At the heart of gaslighting are the structural and social relationships that seek to convince all of us that everything is normal, when we known full well everything around us is crazy.  Professor Sweet’s research finds these situations most common in abuse, especially in “relation to inequalities around gender, sexuality, class, ability and race” or the intersectionality which is being recognized increasingly in the way issues and interests weave themselves together.  Sweet found “central relationships… in which gaslighting typically occurs:  domestic violence; intimate partners who are not otherwise abusive; parents and other family members; and institutional gaslighting, primarily in the workplace.”  In short, where there is a personal or structural power imbalance, the gas lights come on everywhere.  Sweet finds that it “may be unintentional” but nonetheless can “involve denial of another’s reality.”

No wonder the term has become so ubiquitous.  Inequality now is so pervasive that the playing field for the abuse of power by the stronger against the weaker would seem infinite.  Reality and truth itself, as Trump’s former aide described it, are no longer fixed, but easily manipulated into alternatives.  When coupled with communication channels dedicated to creating misinformation, it can make us all feel like we’ve lost our minds or that the world has spun out of control.

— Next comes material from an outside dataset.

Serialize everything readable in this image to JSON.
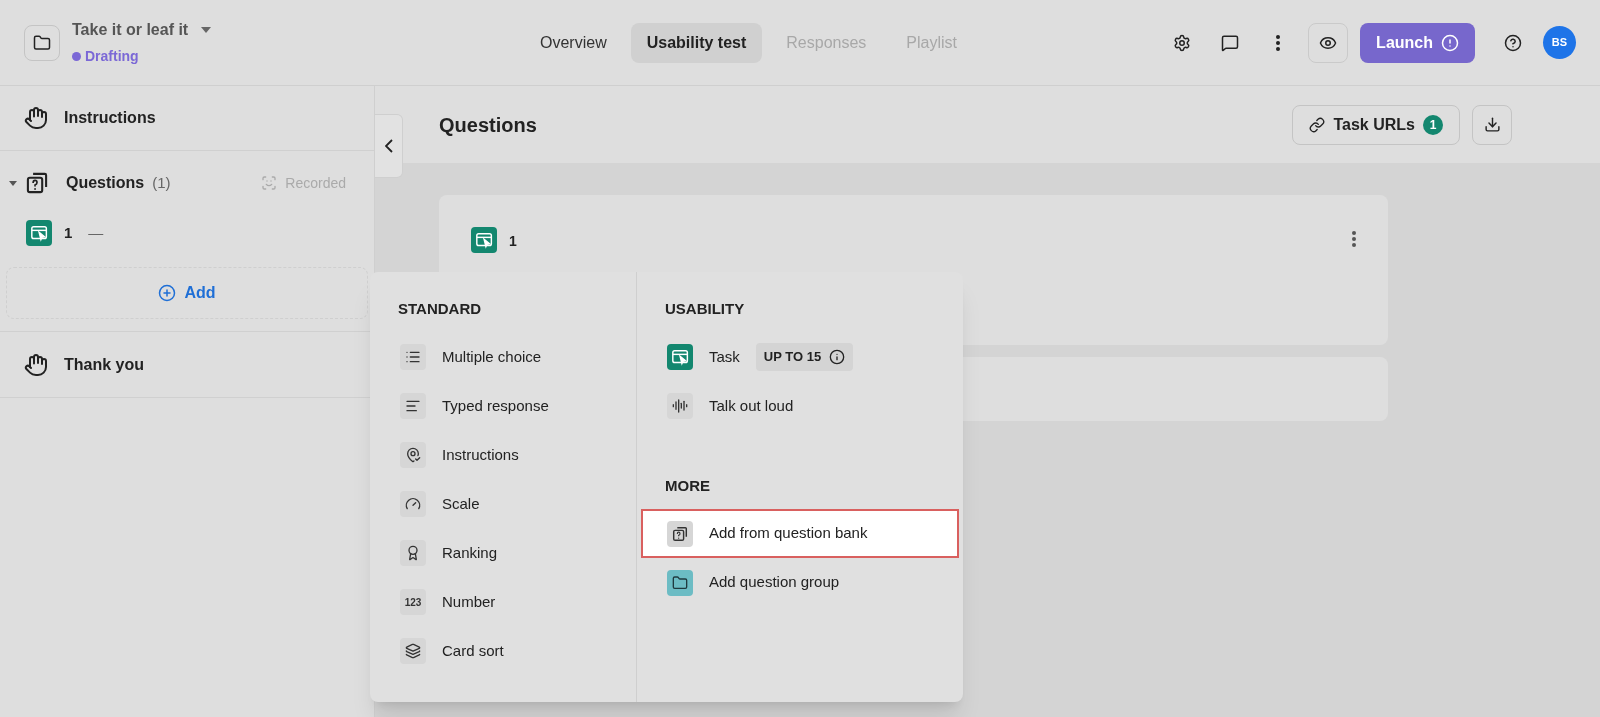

In writing about abuse, Sweet argues that isolation is often a critical contributing factor.  In domestic relationships that would mean cutting someone off from family, friends, community, and mobility, so that they are manipulated into believing the abuser and questioning their own credibility and reality.  Not to blow too much air in that balloon, but the same thing may be happening politically in the world of election deniers and objectors along with the Trump acolytes in rural areas and other venues where the circuits of communication are more closed.

Sweet hopes gaslighting can be offset by social networks and community support being more protective, but more worryingly to me is the fact that very separate social networks have been created, and they have thrived in isolated communities becoming antithetical to protection and more determined to close off external opposition to create separate realities and alternative truths.  It’s important to understand gaslighting, but discouraging to wonder how to put an end to it.